I never thought I'd say this, but I wish I could sleep. Insomnia is a bummer sometimes.

Fascinating new word today - stigmergy, courtesy Mark Elliott. I adore his intro paper on the topic.

Stigmergy is a method of indirect communication in a self-organizing emergent system where its individual parts communicate with one another by modifying their local environment.

It might - just might - be a clue to how to explain a phenomena in engineering education I've been noticing but didn't have a name to call. Why do engineering educators reinvent the wheel all the time? Why do they keep trying the same "innovative" experiments, barely publish those experiments they do, spend so little time learning about the context, history, and prior work in the engineering education - or even just the education - field? (I stereotype and overgeneralize here, of course.)

Maybe they are, unconsciously, counting on stigmergy to be the solution. It's the "throw your hands in the air and give up" solution to the cat-herding problem. If a lot of smart people strike out independently, something will happen, like Mark's paper says:

...how disparate, distributed,
ad hoc contributions could lead to the emergence of the
largest collaborative enterprises the world has seen. However, is it
correct to call these enterprises “collaboration”?

Right. That sometimes becomes the problem. If something happens, it stays localized because of lack of clear communication lines. If something happens, it takes a while to realize it, because people are so busy doing that they don't poke their heads up to "be meta" often enough. Again, stereotyping, overgeneralizing, exaggerating.

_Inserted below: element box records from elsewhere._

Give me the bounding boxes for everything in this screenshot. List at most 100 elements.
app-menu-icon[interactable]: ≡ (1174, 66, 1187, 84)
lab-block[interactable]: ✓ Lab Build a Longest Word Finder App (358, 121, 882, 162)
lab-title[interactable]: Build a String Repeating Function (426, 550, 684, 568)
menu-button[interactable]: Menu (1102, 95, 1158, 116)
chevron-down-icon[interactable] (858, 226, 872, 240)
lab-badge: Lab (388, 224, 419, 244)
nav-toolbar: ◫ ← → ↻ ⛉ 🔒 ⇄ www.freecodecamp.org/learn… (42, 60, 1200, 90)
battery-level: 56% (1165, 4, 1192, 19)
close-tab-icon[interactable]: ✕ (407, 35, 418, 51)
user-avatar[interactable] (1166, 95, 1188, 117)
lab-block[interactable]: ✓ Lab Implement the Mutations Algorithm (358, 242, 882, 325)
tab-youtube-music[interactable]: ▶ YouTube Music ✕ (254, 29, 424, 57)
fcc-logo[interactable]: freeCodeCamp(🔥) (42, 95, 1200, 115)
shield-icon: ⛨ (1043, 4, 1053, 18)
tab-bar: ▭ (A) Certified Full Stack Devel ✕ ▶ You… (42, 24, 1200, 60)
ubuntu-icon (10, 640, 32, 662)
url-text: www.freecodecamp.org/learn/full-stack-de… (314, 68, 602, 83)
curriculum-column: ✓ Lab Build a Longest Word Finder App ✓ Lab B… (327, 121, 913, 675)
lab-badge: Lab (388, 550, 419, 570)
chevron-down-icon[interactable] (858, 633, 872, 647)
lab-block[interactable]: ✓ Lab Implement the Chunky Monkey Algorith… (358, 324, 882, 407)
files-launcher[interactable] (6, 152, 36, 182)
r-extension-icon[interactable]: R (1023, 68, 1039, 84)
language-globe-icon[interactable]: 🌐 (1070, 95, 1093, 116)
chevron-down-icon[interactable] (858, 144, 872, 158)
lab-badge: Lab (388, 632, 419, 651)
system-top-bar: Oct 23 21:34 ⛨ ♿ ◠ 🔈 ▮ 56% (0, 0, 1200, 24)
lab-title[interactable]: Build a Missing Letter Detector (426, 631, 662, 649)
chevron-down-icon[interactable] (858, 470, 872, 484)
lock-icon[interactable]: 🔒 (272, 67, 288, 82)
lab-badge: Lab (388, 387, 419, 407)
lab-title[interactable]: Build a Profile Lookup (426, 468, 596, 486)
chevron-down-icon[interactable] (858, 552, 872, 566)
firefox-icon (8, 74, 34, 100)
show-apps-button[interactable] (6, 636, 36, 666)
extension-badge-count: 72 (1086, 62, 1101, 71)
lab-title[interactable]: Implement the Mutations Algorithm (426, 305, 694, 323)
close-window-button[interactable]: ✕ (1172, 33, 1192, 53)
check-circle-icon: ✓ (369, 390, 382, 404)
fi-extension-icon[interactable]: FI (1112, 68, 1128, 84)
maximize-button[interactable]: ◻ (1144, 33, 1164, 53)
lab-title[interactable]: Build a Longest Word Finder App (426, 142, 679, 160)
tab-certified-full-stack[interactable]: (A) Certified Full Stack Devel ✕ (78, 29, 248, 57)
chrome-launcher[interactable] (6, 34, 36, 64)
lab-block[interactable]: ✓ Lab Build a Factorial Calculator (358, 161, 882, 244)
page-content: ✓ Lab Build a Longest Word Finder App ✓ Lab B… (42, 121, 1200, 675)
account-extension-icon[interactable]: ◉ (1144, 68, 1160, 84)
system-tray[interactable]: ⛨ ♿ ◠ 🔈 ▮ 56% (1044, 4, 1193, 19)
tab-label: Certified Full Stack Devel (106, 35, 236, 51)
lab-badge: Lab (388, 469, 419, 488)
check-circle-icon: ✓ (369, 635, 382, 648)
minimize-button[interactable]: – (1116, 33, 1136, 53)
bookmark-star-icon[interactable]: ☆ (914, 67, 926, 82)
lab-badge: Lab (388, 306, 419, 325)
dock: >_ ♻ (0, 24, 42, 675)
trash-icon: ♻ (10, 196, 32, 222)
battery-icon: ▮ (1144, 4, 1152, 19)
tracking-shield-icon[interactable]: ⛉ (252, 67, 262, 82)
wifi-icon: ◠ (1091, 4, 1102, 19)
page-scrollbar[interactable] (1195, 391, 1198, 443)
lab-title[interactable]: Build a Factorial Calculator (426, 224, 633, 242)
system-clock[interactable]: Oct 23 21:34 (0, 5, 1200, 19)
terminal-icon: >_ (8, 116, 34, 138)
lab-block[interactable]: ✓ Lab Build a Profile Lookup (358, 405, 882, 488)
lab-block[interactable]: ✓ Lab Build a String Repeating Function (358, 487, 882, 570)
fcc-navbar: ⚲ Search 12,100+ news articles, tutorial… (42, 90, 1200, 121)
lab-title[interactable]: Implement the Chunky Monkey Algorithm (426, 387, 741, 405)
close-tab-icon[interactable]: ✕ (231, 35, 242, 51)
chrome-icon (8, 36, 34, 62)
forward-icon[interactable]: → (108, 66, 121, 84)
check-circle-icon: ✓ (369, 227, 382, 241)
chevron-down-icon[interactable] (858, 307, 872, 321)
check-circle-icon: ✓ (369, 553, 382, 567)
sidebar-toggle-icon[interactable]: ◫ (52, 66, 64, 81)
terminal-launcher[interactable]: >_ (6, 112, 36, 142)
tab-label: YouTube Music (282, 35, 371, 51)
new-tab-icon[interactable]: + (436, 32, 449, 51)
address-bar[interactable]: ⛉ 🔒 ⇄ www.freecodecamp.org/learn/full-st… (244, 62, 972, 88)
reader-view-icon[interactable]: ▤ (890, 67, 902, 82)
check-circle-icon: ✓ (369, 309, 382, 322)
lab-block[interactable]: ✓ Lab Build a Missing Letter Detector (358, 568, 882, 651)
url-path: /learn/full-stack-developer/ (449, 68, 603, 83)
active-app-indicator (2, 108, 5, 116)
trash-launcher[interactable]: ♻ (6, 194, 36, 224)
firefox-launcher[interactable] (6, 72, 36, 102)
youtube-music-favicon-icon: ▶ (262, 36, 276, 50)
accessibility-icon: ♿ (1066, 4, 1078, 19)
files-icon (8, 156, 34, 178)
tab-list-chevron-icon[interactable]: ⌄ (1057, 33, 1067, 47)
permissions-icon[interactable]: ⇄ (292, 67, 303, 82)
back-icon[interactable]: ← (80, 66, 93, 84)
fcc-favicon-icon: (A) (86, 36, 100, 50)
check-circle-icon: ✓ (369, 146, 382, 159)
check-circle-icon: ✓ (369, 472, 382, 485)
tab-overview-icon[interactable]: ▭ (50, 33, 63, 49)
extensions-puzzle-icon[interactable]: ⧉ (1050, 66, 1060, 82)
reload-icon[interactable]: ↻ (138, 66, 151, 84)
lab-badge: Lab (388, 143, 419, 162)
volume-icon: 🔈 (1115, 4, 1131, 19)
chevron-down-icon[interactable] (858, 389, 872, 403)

Stigmergy assumes a critical mass - or rather, a critical balance of concentration - of people and action. Too little space, and any action crystallizes the mass; people don't feel like they have room to step out and breathe and explore independently, there's too much at stake at every turn. Too much space, and you lose the ripple effect potential; you get affected by the actions of others, but not with enough speed or frequency to be able to pass it on enough to make a difference.

It's the same reason why you should hold classes (and speeches and meetings) in as small a physical space as possible. And it's fascinating to watch communities grow into (and shrink out of) the spaces they've built for themselves, a trail of just-in-time creation (supply-chain style), followed by wikipages and mailing lists... or houses, cities, land, clubs (I think we all know this happens for clubs at Olin), etc lying fallow, dying through selective neglect, ossifying and remaining as muted calcifications on the landscape. Which the next generation, of course, blithely ignores (or thinks they do - they're subtly affected by it nevertheless).

And now, the reason why I like Mark's paper so much:

The following represents some of the current findings of the author’s PhD research on and around collaboration and stigmergic collaboration, and comprises the core components of the theoretical framework guiding this article:

  1. Collaboration is dependent upon communication, and communication is a network phenomenon.
  2. Collaboration is inherently composed of two primary components, without either of which collaboration cannot take place: social negotiation and creative
    output.
  3. Collaboration in small groups (roughly 2-25) relies upon social negotiation to evolve and guide its process and creative output.
  4. Collaboration in large groups (roughly 25-n) is enabled by stigmergy.

My gut and experience tell me this is probably true. The scientist in me inserts the <em> tags around "probably." I wonder how we could find out. I'm watching Mark's research with interest.

A related word I was enamored by, several months back (thanks to the E.O. Wilson book of the same title) is consilience. Ah, meta stuff. It feels good to embrace this tendency instead of fighting it (and laugh ironically at my old sometime-handle of "metamel" from years ago before I standardized to "mchua").